Homilía: 4º Domingo en el Tiempo Ordinario – Ciclo A
Una de las cosas que amo de ser
sacerdote es que tengo el privilegio de ser un conducto de la gracia de Dios
para su pueblo. Hago esto más obviamente en los sacramentos, los “sagrados
misterios” en los que Dios derrama su gracia sobre nosotros que estamos
abiertos a recibirla. También lo hago de formas más comunes, como cuando me
piden que dé una bendición. Una bendición de un ministro ordenado (es decir, un
obispo, sacerdote o diácono) se considera un sacramental—es decir, una forma en
que recibimos la gracia de una manera no específica—por lo tanto, veo como un
deber responder generosamente cuando alguien me pide una bendición. Sin
embargo, como dije, más allá de ser un deber, me encanta el hecho de que puedo
ser un medio a través del cual ustedes, el pueblo de Dios, pueden recibir la
gracia de Dios.
Una de las distinciones culturales
entre hispanos y anglos que he notado es que los hispanos piden bendiciones con
mayor frecuencia, a menudo sin motivo específico. Esto sucede con frecuencia
después de la misa. Debo confesar que a veces pienso que la persona está
pidiendo una bendición porque cree que imparte algún tipo de escudo mágico
sobre ellos que los protegerá de que les sucedan cosas malas. De ser cierto, esto
sería más superstición que verdadera religión, ya que la verdadera religión
confía en que Dios está con nosotros, incluso si nos suceden cosas malas,
independientemente de si recibimos este tipo de bendiciones. Pero yo divago.

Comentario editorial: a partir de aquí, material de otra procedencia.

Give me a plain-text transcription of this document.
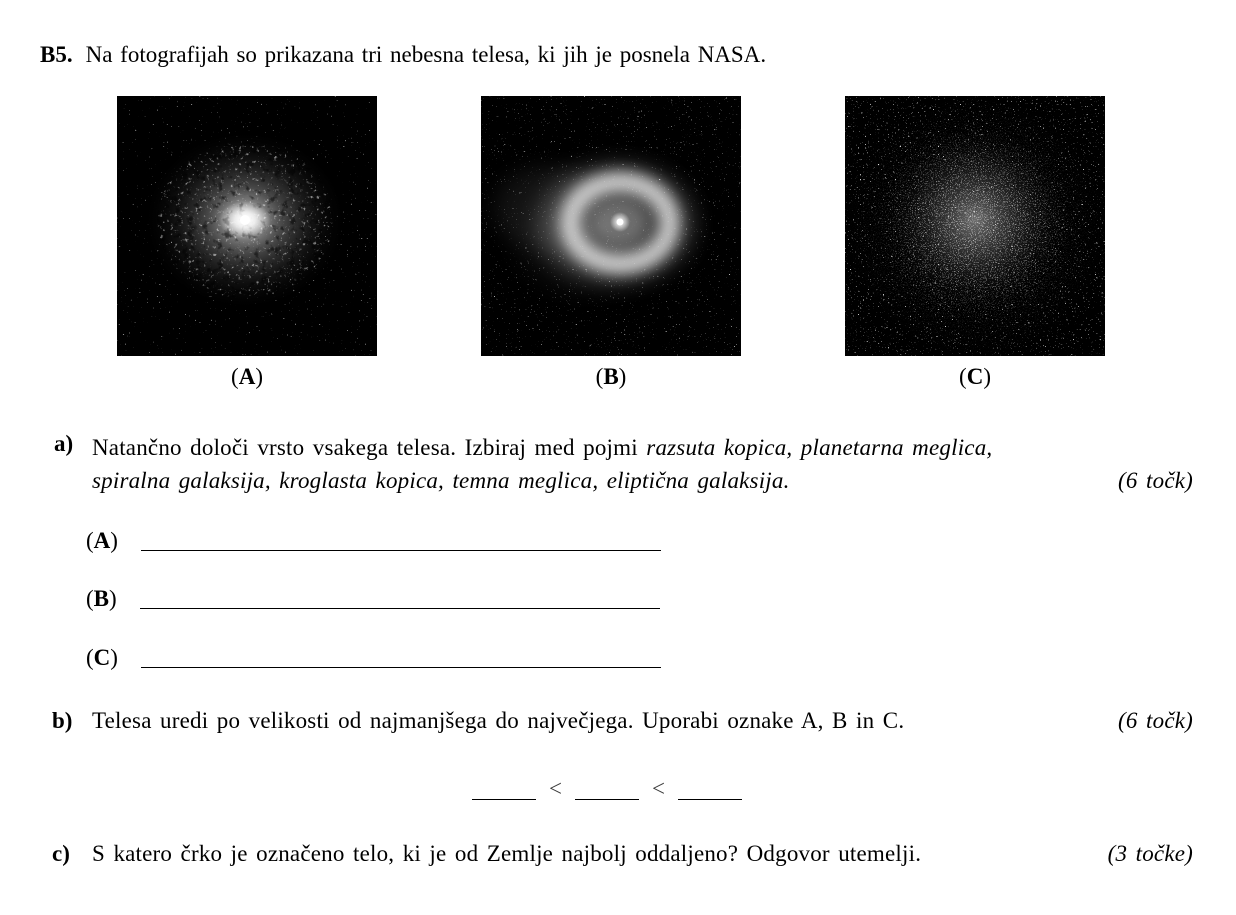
B5. Na fotografijah so prikazana tri nebesna telesa, ki jih je posnela NASA.
(A)	(B)	(C)
a) Natančno določi vrsto vsakega telesa. Izbiraj med pojmi razsuta kopica, planetarna meglica,
spiralna galaksija, kroglasta kopica, temna meglica, eliptična galaksija.	(6 točk)
(A)
(B)
(C)
b) Telesa uredi po velikosti od najmanjšega do največjega. Uporabi oznake A, B in C.	(6 točk)
<	<
c) S katero črko je označeno telo, ki je od Zemlje najbolj oddaljeno? Odgovor utemelji.	(3 točke)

Independientemente de la razón por la que una persona pide una bendición, casi
siempre la ofrezco porque Dios me ha dado poder para hacerlo, y prefiero ser
culpable de ser demasiado generoso con las bendiciones de Dios que no ser lo
suficientemente generoso. Todos ustedes quieren ser bendecidos por Dios, y
estoy agradecido de facilitar eso cada vez que puedo.
En nuestra lectura del Evangelio de
hoy, Jesús hace repetidas referencias a aquellos que son “dichosos”.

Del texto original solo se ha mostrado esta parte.